Documentation, documentation, documentation

Writing reports accounts for quite a lot of my working time. There are condition reports, treatment recommendations, loan reports, treatment reports. I’m never far from my notebook when I’m working.

 

These reports aren’t just box-ticking (although sometimes box-ticking is exactly what’s involved) but are important records of the works at a particular time. Sometimes it’s obvious what purpose a report will serve. When a work goes out on loan for an exhibition, whether that’s between galleries or to a gallery from a private collection, we need to make a note of its condition before it travels and see how it looks when it gets there.

Other reports I write are often for the interest or information of some unknown person at an unspecified time in the future. Sometimes it can feel a bit futile, as if nobody will be interested, but actually I’m always grateful to see a previous report for a painting I’m looking at. It’s reassuring when you find that nothing much has changed, or it can narrow down a time period during which a change has occurred; it can save you time if the previous conservator has recorded something that will influence your treatment proposal.
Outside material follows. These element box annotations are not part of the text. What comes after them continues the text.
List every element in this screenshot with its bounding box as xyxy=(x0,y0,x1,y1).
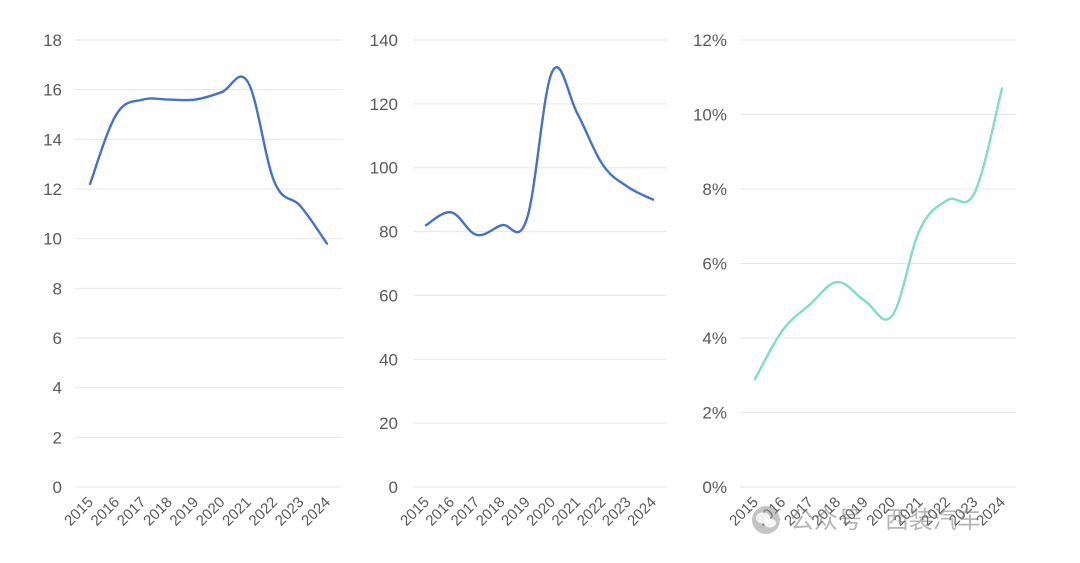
y-tick-label: 2% xyxy=(702,404,727,423)
y-tick-label: 4 xyxy=(53,379,62,398)
y-tick-label: 6 xyxy=(53,329,62,348)
x-tick-label: 2024 xyxy=(298,494,334,530)
watermark: 公众号 · 西装汽车 xyxy=(752,506,981,534)
y-tick-label: 18 xyxy=(43,31,62,50)
watermark-text: 公众号 · 西装汽车 xyxy=(790,506,981,534)
chart-panel-3: 0%2%4%6%8%10%12%201520162017201820192020… xyxy=(693,31,1016,529)
y-tick-label: 2 xyxy=(53,428,62,447)
series-line xyxy=(753,87,1004,381)
chart-panel-2: 0204060801001201402015201620172018201920… xyxy=(370,31,667,529)
y-tick-label: 20 xyxy=(379,414,398,433)
series-line xyxy=(88,75,329,245)
y-tick-label: 12% xyxy=(693,31,727,50)
y-tick-label: 16 xyxy=(43,81,62,100)
y-tick-label: 100 xyxy=(370,159,398,178)
y-tick-label: 140 xyxy=(370,31,398,50)
x-tick-label: 2021 xyxy=(219,494,255,530)
y-tick-label: 80 xyxy=(379,223,398,242)
x-tick-label: 2018 xyxy=(140,494,176,530)
y-tick-label: 10% xyxy=(693,106,727,125)
series-line xyxy=(424,66,655,237)
x-tick-label: 2019 xyxy=(167,494,203,530)
y-tick-label: 0% xyxy=(702,478,727,497)
x-tick-label: 2015 xyxy=(61,494,97,530)
y-tick-label: 60 xyxy=(379,286,398,305)
wechat-logo-icon xyxy=(752,506,780,534)
y-tick-label: 120 xyxy=(370,95,398,114)
y-tick-label: 10 xyxy=(43,230,62,249)
y-tick-label: 40 xyxy=(379,350,398,369)
y-tick-label: 8 xyxy=(53,279,62,298)
x-tick-label: 2017 xyxy=(114,494,150,530)
x-tick-label: 2016 xyxy=(88,494,124,530)
x-tick-label: 2023 xyxy=(272,494,308,530)
x-tick-label: 2020 xyxy=(193,494,229,530)
y-tick-label: 12 xyxy=(43,180,62,199)
x-tick-label: 2024 xyxy=(624,494,660,530)
y-tick-label: 0 xyxy=(53,478,62,497)
y-tick-label: 4% xyxy=(702,329,727,348)
y-tick-label: 8% xyxy=(702,180,727,199)
y-tick-label: 0 xyxy=(389,478,398,497)
y-tick-label: 14 xyxy=(43,130,62,149)
chart-panel-1: 0246810121416182015201620172018201920202… xyxy=(43,31,343,529)
y-tick-label: 6% xyxy=(702,255,727,274)
x-tick-label: 2022 xyxy=(246,494,282,530)
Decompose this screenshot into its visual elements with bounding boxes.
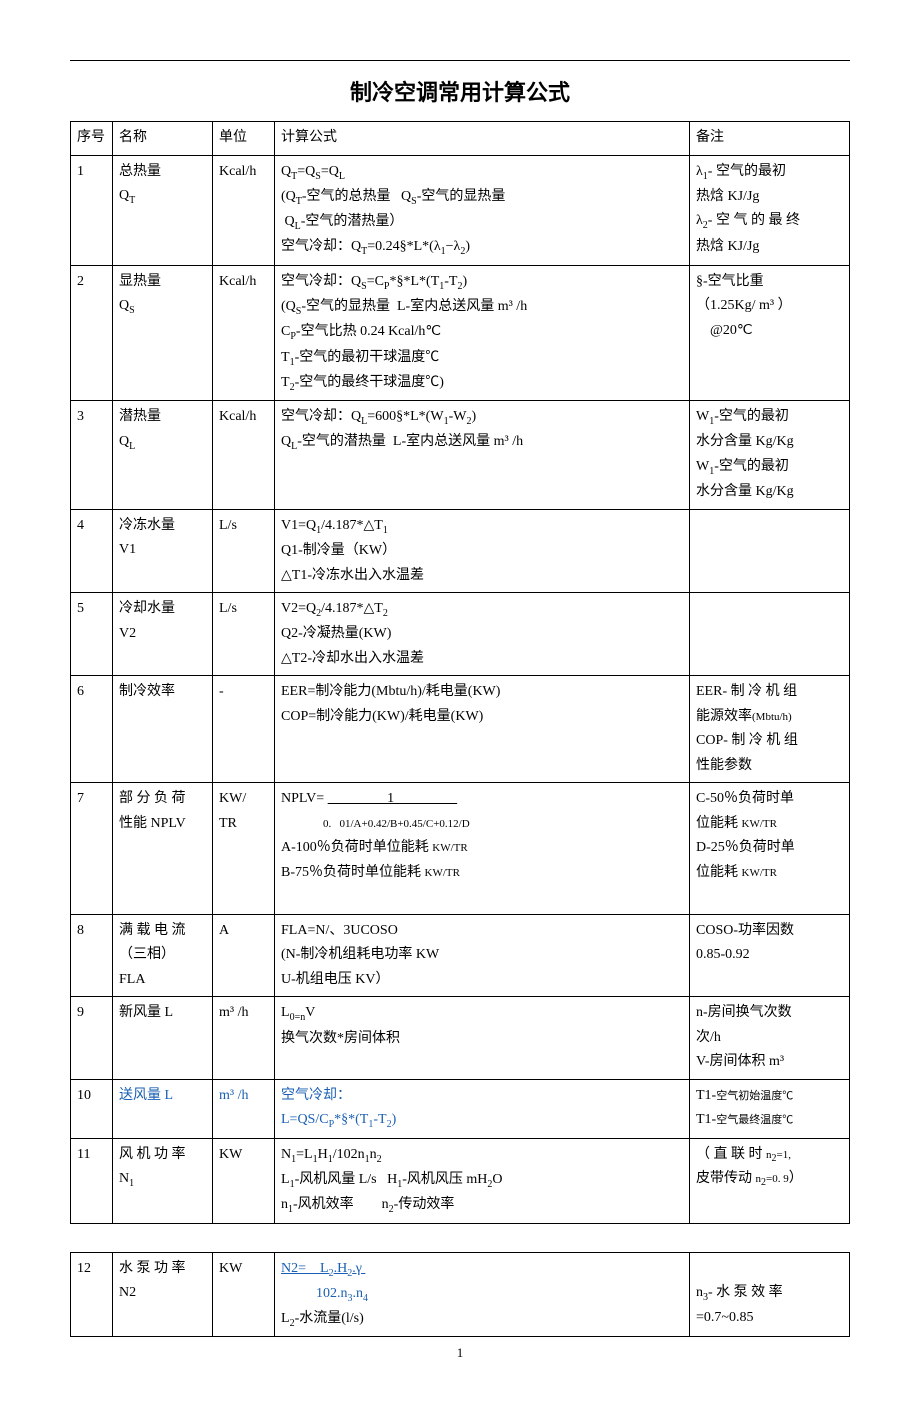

Something I hadn’t previously considered is that there is the possibility that something I record could be more significant than I understand at the time. Recently in the news there was a story of a painting being identified as Nazi loot thanks to the detailed condition report of a museum employee during the occupation of France who recorded the presence of a small hole in the canvas. This, along with the present day conservators who have looked carefully and recorded what they’ve found and compared it to these old reports, should lead to the painting being reunited with the family that it was stolen from. Whilst I expect that most of the reports I write will be merely of interest in the future, the potential for my observations to be of greater significance will keep me motivated as I sit down to write the next batch.